Bihar CM Office Transfers Rs 200 Cr to 3.96 Lakh Farmers Hit by Unseasonal Rain
Synopsis
Key Takeaways
The Chief Minister's Office of Bihar announced on Monday, 22 June 2026 that the state government has disbursed more than Rs 200 crore directly into the bank accounts of over 3.96 lakh farmers affected by unseasonal rainfall and hailstorms, under the Krishi Input Anudan Yojana (Agricultural Input Grant Scheme) through the Direct Benefit Transfer (DBT) mechanism.
Context
The official post from @officecmbihar stated: 'asaamayik varsha evam olaavrishti se prabhavit kisaanon ko badi rahat pradaan karte hue' — 'providing major relief to farmers affected by unseasonal rain and hailstorms' — the state government transferred the grant amount online through DBT into beneficiaries' accounts. The transfer covers farmers enrolled under the Krishi Input Anudan Yojana, a Bihar government scheme specifically designed to compensate cultivators for losses caused by natural calamities.
Bihar's agricultural landscape, spread across the Gangetic plains, is routinely exposed to extreme weather events including hailstorms and erratic monsoon patterns that can devastate standing crops. Rapid financial relief through direct transfers is seen as a critical buffer for smallholder farmers who lack insurance cover or savings to absorb such shocks.
Policy Backdrop
The Krishi Input Anudan Yojana is a state-level scheme that provides grants for agricultural inputs — seeds, fertilisers, and related materials — to farmers whose crops are damaged by natural calamities. It operates on the Direct Benefit Transfer platform, which the Government of India formally expanded in 2013 to route welfare subsidies directly to citizens, cutting out intermediaries and reducing leakage.

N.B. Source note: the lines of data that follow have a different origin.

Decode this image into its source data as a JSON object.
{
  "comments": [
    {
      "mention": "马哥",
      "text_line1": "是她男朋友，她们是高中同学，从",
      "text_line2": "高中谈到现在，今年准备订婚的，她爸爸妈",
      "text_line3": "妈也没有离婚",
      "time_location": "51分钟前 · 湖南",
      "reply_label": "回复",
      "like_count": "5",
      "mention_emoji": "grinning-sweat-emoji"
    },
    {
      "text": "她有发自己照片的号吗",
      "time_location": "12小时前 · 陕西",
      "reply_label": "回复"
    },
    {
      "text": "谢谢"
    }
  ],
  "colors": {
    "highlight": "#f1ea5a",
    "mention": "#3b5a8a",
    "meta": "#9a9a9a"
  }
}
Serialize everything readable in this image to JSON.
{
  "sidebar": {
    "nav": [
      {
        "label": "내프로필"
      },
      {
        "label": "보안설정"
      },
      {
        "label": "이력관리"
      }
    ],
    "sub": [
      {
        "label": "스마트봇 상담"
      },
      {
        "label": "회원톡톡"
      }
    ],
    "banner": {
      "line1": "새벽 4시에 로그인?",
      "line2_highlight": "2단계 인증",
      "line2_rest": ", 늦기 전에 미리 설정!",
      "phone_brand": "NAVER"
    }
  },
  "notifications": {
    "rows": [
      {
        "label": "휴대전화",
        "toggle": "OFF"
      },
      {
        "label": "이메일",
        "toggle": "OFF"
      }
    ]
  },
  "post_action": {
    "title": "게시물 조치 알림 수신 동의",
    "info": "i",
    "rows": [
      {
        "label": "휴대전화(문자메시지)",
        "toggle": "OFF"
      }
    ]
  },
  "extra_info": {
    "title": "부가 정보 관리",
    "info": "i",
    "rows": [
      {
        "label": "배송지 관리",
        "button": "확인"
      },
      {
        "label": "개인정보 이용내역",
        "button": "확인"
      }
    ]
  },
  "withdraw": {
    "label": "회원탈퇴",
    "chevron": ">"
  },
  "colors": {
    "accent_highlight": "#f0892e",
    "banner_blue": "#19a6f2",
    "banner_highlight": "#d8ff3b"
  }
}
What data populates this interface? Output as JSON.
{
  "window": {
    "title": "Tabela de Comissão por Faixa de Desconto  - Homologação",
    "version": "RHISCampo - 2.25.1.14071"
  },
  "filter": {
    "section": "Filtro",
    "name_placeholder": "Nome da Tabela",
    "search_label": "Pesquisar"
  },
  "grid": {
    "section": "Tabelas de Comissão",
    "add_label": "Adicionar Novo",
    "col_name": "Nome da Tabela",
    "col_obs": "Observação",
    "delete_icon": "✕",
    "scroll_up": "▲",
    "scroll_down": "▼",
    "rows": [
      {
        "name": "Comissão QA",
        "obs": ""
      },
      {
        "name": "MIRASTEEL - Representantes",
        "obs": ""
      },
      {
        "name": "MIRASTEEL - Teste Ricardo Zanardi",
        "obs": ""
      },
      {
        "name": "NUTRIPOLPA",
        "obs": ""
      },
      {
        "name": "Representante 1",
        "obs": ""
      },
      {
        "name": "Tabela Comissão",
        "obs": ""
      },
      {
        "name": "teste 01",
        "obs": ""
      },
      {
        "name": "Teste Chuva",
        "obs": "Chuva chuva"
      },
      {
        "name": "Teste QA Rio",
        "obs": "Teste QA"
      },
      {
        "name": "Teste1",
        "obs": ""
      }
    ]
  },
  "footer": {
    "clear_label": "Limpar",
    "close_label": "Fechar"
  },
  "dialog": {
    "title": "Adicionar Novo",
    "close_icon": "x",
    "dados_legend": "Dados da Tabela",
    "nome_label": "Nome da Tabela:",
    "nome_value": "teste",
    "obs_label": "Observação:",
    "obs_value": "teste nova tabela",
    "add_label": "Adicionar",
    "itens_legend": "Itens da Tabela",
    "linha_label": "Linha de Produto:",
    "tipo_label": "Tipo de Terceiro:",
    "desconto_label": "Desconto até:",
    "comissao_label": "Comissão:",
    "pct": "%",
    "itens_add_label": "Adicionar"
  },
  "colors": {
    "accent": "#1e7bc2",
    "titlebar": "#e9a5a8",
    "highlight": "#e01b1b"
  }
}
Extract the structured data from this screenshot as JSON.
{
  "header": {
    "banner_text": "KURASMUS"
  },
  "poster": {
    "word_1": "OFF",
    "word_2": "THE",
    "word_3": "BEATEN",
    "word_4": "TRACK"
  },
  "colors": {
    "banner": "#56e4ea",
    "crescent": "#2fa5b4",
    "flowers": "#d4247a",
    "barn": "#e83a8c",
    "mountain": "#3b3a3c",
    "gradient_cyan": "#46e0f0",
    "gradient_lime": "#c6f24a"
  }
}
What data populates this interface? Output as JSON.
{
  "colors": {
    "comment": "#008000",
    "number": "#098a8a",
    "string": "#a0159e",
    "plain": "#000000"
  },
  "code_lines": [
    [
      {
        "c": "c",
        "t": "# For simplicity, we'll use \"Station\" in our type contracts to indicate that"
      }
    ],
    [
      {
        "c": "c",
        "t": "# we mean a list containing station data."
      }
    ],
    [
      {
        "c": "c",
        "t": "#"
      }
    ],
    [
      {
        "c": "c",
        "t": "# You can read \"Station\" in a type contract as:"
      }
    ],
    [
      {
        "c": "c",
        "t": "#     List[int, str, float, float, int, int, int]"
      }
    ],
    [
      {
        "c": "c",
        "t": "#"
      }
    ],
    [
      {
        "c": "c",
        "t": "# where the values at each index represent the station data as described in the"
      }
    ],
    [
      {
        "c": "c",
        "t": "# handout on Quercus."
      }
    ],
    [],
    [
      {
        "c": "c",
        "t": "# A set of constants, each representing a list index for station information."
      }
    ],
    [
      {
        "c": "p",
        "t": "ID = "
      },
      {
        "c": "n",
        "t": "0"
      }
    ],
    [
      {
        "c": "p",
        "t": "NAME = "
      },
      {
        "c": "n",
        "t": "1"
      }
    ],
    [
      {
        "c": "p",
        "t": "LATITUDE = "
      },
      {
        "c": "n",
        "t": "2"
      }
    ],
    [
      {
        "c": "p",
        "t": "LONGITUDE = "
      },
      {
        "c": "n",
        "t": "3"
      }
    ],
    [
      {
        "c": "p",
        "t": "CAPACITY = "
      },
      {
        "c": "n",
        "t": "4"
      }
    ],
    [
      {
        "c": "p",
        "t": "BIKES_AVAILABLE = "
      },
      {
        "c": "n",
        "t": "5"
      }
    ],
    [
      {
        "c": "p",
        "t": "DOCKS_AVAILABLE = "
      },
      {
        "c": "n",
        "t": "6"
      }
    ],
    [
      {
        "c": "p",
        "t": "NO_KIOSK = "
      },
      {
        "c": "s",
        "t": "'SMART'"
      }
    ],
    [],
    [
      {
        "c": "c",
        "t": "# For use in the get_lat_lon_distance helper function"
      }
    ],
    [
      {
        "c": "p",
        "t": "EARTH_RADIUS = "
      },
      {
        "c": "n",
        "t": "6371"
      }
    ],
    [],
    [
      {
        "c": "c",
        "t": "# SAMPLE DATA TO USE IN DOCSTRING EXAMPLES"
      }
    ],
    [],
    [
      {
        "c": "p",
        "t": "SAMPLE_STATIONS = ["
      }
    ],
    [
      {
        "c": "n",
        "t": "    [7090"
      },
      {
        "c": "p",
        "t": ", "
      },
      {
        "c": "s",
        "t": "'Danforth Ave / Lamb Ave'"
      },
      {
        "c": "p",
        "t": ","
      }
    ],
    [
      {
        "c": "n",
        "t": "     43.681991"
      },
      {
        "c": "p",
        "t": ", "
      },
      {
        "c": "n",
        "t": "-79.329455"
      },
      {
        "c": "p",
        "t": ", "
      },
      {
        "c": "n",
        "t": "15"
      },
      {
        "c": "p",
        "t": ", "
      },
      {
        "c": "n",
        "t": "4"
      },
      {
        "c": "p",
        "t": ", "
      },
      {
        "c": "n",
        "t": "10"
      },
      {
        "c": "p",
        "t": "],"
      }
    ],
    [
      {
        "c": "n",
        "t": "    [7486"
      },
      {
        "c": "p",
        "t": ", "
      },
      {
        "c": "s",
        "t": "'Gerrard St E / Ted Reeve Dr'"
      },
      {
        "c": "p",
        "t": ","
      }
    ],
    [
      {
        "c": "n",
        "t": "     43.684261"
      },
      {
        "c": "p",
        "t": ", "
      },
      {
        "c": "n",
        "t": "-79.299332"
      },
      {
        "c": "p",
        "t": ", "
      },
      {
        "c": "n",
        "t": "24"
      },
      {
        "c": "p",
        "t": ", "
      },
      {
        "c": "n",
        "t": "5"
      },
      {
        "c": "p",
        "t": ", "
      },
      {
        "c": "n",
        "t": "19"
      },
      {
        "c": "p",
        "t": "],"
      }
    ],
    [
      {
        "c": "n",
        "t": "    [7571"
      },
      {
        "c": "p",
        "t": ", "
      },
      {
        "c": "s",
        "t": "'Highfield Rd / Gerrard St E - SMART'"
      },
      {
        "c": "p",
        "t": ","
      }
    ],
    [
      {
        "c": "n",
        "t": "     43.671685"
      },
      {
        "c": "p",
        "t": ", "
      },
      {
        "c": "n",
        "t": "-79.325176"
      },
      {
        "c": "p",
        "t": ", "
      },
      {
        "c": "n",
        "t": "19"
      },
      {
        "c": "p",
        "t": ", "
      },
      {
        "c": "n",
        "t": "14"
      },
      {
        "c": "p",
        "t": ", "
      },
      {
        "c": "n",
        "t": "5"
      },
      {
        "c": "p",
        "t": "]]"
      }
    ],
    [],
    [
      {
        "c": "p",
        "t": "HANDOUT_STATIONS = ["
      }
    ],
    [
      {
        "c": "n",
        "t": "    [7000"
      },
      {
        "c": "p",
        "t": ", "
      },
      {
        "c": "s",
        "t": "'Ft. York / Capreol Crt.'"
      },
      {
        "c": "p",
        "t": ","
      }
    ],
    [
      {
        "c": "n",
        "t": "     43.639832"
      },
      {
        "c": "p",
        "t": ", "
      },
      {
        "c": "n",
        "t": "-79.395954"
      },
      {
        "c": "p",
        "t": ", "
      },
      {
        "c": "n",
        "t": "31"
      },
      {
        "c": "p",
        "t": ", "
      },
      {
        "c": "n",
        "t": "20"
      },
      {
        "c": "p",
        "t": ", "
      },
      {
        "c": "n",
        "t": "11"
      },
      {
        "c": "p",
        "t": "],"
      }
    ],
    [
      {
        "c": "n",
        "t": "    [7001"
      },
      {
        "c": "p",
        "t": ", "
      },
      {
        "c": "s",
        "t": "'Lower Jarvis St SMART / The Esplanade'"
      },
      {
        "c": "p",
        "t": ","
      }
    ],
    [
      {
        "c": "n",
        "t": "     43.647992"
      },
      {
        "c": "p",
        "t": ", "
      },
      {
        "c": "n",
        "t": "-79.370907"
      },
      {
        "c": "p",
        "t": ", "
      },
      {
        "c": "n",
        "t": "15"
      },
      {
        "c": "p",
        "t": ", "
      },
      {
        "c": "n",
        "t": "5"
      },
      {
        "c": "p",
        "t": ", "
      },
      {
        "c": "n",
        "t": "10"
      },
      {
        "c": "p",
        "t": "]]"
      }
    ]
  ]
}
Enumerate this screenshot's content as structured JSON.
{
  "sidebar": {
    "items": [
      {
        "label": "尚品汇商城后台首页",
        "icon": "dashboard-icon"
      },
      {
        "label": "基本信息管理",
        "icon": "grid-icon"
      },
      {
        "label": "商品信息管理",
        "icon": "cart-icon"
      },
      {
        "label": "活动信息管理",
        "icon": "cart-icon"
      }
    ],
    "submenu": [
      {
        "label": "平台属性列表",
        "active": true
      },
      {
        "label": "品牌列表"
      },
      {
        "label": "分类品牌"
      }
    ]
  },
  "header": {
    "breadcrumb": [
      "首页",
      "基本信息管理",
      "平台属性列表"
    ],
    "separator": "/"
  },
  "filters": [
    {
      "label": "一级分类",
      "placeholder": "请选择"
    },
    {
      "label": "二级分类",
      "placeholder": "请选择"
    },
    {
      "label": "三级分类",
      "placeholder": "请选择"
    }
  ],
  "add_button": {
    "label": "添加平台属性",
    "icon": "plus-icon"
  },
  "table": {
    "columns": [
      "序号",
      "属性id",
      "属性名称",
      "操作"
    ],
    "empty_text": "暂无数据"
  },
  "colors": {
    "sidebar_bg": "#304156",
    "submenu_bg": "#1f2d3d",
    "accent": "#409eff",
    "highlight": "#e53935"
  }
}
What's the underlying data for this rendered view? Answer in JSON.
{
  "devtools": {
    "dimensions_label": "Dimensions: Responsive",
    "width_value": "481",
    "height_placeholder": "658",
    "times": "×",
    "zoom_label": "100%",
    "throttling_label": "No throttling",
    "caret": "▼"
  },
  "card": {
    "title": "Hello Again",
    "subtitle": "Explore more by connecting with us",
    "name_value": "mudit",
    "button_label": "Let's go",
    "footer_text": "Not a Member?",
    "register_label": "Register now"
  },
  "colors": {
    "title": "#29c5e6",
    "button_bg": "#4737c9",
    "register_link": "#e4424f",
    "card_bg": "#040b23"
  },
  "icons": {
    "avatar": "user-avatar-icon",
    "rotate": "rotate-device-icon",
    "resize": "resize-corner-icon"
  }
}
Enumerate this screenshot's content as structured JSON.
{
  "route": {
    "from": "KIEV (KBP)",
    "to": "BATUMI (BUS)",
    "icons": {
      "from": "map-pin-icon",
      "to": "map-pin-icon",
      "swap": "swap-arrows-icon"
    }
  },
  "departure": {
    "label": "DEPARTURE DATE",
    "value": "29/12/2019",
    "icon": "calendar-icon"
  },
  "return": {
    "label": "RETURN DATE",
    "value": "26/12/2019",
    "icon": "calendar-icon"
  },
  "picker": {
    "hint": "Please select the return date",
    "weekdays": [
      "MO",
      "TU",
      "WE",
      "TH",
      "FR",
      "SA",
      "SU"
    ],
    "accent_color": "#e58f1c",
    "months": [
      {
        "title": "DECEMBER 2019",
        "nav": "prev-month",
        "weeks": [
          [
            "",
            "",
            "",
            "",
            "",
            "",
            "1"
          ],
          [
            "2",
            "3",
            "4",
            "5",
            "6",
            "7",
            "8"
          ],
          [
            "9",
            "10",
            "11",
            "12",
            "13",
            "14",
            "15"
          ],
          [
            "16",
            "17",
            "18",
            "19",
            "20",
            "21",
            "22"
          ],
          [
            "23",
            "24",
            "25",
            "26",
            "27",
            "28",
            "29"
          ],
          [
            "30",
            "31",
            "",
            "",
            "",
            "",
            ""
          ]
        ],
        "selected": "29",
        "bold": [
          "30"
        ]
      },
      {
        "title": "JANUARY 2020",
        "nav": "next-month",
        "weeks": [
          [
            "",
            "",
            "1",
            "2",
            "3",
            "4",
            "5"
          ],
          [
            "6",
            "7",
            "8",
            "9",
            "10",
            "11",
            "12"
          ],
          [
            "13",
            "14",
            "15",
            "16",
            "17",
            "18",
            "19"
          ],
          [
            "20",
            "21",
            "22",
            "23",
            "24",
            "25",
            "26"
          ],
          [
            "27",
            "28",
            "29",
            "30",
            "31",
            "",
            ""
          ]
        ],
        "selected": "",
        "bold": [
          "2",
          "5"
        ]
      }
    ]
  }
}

Bihar has consistently used DBT-enabled transfers for calamity relief, aligning state welfare delivery with the national push for digital, transparent disbursement. Transferring funds online into individual bank accounts ensures that the grant reaches the intended beneficiary without diversion, a key concern in earlier, cash-based relief systems.
Stakeholders and Impact
The primary beneficiaries are the more than 3.96 lakh farmers across Bihar whose crops were damaged by unseasonal rain and hailstorm events preceding the announcement. For smallholder and marginal farmers — who constitute the majority of Bihar's agricultural workforce — a direct grant of this scale can be decisive in funding the next sowing cycle.
The transfer of over Rs 200 crore in a single online disbursement also signals the state's administrative capacity to mobilise large-scale relief rapidly. Agriculture departments and district administrations would have been involved in enumerating affected farmers and validating claims before the transfer was processed.
What's Next
The Bihar agriculture department is expected to release official crop damage survey data ahead of the next sowing cycle, which will determine whether additional tranches under the Krishi Input Anudan Yojana are warranted. The scale and speed of this disbursement may set a benchmark for subsequent calamity-relief rounds in the state.
With Bihar's agricultural calendar closely tied to the monsoon, any further unseasonal weather events before the kharif harvest could trigger fresh assessments and additional DBT transfers. The state government's use of digital infrastructure for relief delivery will also be watched as a model for other flood- and drought-prone states in the Gangetic belt.